Affiche promotionnelle de la saison 5 de «Nip/Tuck». — FX

Après le carton des vidéos de points noirs et de boutons qui explosent, une nouvelle tendance étonnante essaime aux Etats-Unis depuis quelque temps : plusieurs chirurgiens esthétiques américains sont devenus des petites vedettes d’Internet en diffusant des vidéos et photos d’eux dans la salle d’opération, rapporte le New York Post.

« Montrer la chirurgie esthétique d’une manière réaliste »

Le tabloïd prend l’exemple de Matthew Schulman, « nycplasticsurg » sur Snapchat, qui réunit « un million de vues chaque jour » sur ce réseau social. Il a commencé à publier ses vidéos il y a un an, et en poste sept à huit par semaine désormais : « Je cherchais une plateforme pour montrer la chirurgie esthétique d’une manière réaliste, et pas sensationnaliste ou glamour comme c’est souvent fait à la télévision », explique-t-il.

Le spécialiste publie ensuite ses images sur YouTube, comme la désormais célèbre dermatologiste Sandra Lee, « Docteur Pimple Popper » sur Instagram (si vous cliquez, c’est safe at work mais peu ragoûtant).

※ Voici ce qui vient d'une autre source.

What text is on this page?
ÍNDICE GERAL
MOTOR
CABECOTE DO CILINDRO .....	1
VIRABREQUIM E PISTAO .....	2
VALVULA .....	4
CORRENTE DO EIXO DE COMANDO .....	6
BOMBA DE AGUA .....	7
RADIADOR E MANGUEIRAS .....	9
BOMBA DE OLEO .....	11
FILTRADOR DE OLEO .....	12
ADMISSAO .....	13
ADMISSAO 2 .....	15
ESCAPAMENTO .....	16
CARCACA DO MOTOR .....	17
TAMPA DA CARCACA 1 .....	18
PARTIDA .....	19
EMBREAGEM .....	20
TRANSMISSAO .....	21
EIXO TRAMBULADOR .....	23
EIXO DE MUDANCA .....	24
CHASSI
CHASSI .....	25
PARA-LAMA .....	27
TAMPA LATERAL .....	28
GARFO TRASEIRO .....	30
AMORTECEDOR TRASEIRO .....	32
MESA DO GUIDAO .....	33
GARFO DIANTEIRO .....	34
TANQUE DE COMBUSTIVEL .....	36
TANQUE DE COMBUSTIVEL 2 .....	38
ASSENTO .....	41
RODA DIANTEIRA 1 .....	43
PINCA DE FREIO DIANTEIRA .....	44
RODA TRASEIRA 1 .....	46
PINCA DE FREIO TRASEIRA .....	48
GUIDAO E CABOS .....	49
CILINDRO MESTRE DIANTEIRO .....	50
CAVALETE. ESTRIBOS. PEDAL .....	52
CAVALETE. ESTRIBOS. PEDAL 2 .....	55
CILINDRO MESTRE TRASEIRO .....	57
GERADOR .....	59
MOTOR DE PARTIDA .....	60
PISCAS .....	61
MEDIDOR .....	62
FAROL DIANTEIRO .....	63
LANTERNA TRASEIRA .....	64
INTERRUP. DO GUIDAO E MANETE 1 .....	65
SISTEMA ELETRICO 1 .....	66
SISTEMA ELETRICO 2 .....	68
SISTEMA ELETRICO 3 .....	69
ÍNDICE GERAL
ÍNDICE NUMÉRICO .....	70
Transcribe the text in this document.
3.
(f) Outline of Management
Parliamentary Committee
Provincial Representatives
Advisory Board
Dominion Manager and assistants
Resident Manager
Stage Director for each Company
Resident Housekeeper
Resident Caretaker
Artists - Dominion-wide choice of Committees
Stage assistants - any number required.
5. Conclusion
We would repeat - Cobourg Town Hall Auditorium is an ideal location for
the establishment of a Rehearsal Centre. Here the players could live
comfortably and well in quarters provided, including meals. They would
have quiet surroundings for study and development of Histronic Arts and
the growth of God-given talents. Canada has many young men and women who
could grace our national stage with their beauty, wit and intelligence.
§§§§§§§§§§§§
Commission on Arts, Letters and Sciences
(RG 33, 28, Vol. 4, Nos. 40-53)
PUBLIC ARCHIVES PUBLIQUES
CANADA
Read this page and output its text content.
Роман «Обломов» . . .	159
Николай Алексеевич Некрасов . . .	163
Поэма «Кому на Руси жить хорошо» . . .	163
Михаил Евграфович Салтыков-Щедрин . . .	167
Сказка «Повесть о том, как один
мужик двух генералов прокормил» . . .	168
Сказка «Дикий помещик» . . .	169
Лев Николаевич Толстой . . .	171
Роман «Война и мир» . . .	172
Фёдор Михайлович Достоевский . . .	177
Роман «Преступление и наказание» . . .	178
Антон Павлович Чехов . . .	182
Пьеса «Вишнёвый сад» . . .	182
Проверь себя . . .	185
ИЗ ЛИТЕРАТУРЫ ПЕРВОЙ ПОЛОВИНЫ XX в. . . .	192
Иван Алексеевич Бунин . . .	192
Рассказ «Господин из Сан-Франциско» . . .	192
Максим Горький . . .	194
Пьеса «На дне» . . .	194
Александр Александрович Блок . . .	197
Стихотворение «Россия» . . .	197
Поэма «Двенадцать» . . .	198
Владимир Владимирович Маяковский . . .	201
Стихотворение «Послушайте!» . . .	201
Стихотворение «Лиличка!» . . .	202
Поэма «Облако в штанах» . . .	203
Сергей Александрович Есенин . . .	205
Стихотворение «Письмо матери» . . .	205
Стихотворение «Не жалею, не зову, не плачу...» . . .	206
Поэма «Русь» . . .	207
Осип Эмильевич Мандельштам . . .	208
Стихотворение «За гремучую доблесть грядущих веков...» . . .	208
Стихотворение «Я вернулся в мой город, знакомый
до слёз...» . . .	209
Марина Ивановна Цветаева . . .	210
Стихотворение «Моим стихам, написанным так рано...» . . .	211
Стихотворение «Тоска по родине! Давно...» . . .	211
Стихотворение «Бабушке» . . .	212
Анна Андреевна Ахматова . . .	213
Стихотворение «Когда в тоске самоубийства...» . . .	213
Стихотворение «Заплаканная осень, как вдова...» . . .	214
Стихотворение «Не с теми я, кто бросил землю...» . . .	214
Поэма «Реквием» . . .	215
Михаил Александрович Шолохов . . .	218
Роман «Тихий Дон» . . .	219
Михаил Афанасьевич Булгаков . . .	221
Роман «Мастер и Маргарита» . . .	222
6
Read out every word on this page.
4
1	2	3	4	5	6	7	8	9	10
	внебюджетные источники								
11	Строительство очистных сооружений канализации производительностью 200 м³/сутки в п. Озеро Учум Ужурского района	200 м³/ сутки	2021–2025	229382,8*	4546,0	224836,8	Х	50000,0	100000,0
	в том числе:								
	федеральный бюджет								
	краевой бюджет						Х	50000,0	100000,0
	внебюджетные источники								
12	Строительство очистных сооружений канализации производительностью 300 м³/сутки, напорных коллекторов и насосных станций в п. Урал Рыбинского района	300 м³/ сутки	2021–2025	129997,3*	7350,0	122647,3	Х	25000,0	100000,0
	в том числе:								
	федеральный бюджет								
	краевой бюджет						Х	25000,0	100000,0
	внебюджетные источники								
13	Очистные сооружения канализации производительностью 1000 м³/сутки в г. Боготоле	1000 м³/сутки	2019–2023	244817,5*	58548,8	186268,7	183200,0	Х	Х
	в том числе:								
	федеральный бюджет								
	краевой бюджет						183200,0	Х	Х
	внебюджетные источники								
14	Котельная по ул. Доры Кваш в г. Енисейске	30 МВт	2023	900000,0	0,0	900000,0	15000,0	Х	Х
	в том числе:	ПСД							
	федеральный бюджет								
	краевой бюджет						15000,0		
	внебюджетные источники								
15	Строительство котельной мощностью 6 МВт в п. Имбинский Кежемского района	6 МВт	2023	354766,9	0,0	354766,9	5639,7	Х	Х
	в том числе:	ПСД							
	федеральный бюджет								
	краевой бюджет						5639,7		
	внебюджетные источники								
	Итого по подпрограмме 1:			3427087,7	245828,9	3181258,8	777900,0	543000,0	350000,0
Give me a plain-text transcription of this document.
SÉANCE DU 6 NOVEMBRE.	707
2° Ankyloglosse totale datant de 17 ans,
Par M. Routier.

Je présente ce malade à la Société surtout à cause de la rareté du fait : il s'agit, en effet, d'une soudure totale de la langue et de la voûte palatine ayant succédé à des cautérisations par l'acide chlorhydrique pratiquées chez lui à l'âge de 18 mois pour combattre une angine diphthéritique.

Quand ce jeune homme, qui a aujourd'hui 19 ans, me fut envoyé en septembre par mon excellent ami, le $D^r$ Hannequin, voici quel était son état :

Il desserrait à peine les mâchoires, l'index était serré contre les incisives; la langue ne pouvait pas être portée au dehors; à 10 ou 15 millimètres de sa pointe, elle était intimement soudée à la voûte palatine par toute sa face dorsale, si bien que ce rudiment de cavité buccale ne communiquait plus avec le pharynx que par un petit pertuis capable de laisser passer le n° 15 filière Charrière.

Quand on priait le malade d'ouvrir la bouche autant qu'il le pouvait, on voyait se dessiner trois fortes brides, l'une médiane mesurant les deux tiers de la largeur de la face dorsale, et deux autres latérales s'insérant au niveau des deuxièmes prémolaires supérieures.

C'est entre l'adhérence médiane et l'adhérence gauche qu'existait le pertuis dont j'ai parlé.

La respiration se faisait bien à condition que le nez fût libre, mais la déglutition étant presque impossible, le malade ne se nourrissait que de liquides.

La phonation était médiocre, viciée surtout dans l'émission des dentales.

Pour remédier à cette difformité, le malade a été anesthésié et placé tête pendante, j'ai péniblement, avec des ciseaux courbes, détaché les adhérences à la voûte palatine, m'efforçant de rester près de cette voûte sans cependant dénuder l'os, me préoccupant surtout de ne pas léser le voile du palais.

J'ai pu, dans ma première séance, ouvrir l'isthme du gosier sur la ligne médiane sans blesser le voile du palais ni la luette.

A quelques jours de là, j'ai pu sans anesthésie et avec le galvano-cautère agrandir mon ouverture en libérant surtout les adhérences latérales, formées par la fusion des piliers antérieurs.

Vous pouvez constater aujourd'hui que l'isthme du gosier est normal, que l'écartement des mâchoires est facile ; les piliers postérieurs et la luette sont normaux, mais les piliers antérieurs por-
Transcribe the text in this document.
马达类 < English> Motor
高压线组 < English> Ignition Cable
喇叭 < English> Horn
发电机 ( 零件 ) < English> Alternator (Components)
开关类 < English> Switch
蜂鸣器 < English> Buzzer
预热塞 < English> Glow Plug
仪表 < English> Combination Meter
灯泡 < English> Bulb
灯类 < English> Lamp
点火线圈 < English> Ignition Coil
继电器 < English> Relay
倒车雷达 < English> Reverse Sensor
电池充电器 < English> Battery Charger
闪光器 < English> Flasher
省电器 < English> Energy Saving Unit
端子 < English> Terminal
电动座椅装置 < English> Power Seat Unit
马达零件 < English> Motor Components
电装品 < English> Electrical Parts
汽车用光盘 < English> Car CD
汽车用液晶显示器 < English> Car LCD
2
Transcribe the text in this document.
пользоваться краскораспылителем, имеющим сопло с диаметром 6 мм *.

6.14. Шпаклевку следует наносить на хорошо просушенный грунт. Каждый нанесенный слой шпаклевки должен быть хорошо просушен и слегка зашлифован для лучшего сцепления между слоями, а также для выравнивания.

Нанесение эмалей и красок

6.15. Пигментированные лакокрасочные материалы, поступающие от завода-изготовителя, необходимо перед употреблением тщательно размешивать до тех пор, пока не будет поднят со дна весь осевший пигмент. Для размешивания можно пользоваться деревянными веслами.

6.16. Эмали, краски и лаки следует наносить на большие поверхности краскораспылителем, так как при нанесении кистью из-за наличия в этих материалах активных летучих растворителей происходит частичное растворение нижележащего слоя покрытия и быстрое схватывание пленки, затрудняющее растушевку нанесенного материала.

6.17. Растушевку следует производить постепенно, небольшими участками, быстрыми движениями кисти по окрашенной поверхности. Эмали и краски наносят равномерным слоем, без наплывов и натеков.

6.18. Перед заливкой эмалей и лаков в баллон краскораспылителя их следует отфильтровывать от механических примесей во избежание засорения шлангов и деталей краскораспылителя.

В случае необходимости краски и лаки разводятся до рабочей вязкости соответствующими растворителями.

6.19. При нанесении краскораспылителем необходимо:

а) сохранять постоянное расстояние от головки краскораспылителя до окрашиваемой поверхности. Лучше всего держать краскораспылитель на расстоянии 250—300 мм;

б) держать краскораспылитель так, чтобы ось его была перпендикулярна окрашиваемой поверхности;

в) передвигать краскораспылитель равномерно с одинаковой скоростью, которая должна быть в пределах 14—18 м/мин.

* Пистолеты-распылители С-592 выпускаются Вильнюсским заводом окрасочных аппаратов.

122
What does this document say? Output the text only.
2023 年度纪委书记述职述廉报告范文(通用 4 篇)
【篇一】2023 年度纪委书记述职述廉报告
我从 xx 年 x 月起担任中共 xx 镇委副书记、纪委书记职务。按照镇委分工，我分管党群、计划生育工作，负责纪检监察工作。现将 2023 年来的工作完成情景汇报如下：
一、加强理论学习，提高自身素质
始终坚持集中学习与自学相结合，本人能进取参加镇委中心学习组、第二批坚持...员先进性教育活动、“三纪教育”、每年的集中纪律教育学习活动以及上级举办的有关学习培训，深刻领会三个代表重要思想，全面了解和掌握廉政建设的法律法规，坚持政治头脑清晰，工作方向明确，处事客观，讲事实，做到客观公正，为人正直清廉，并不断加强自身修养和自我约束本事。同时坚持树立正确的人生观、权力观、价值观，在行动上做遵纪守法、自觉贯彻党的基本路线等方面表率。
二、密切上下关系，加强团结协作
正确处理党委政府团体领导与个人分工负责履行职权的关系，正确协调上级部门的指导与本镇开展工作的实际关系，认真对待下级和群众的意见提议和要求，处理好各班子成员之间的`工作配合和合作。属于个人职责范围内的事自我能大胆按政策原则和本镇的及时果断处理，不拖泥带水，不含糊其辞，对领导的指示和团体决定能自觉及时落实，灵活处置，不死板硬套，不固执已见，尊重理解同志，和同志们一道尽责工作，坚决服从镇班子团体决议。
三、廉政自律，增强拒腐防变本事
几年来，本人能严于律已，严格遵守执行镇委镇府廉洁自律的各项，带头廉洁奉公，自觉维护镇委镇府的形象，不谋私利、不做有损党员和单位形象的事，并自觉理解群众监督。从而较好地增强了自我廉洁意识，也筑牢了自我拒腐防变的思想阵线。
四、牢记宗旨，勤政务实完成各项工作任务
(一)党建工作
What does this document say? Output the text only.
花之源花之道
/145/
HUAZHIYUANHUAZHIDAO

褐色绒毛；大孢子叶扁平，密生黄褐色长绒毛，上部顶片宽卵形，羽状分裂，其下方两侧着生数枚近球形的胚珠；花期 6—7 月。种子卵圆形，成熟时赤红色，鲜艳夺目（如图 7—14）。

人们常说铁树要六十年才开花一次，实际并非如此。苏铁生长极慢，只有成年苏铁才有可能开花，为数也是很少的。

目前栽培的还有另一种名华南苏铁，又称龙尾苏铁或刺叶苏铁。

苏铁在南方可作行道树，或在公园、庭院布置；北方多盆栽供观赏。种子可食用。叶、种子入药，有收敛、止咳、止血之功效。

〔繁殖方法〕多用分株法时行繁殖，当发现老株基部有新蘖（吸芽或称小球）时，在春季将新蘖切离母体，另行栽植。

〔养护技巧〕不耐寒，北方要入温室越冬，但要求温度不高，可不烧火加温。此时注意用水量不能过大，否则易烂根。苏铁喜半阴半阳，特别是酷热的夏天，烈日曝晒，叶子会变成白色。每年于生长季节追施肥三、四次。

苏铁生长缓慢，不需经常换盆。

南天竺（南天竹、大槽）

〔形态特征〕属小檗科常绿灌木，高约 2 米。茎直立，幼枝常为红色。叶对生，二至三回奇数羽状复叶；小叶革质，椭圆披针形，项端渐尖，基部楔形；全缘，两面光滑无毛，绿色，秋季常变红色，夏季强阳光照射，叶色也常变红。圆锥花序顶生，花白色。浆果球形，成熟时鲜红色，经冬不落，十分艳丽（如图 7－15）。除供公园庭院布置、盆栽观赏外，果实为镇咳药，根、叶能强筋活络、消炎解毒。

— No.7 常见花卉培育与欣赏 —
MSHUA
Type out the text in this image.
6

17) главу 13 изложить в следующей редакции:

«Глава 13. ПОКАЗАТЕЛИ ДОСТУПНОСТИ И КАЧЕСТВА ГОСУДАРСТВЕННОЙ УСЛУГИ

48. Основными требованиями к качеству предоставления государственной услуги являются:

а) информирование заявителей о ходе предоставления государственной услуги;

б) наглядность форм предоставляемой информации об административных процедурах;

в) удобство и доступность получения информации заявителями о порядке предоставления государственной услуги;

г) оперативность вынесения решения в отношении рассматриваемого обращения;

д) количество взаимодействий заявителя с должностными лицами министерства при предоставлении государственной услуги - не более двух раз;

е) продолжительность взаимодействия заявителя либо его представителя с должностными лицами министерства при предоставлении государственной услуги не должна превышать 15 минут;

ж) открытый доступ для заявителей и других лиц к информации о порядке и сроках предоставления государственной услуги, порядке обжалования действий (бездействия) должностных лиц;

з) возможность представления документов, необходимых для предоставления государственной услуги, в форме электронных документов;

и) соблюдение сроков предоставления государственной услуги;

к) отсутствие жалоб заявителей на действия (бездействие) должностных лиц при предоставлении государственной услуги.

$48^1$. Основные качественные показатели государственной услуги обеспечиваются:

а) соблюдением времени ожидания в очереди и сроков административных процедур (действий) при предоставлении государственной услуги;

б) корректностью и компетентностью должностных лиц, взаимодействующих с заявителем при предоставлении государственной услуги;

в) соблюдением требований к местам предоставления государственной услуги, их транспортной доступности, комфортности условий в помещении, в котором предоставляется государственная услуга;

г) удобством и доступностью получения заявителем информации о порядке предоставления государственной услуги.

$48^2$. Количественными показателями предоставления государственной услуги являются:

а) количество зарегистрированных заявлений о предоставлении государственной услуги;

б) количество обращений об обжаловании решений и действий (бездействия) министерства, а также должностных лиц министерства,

Basée en Caroline du Sud, elle est suivie par 1,5 million de personnes.

En Floride, Michael Salzhauer, dit Dr. Miami, est le précurseur des vidéos de chirurgie esthétique sur Snapchat, et 400.000 comptes le suivent sur Instagram : « Il a même une bande-son dans la salle d’opération et il est connu pour ses pas de danse devant la caméra », explique le NY Post.

Un million de vues pour une opération de liposuccion

Il y a un mois, le new-yorkais Matthew Schulman a aussi diffusé en direct par Facebook Live une opération de liposuccion en partenariat avec Buzzfeed, qui a fait 1 million de vues. Pourquoi ce succès ? Le quotidien américain avance que le « voyeurisme chirurgical » a connu un essor dans les années 2000 avec la série Nip/Tuck.

Surtout, environ 10 millions d’Américains ont recours à une opération de chirurgie esthétique chaque année, et les médecins connectés ont bien compris qu’ils ont un public. D’autant que les patients acceptent « à 90 % » selon Matthew Schulman d’être filmés, majoritairement des 18-32 ans, et que 80 % de ses nouveaux clients le suivent déjà sur Snapchat. Un bel argument marketing donc.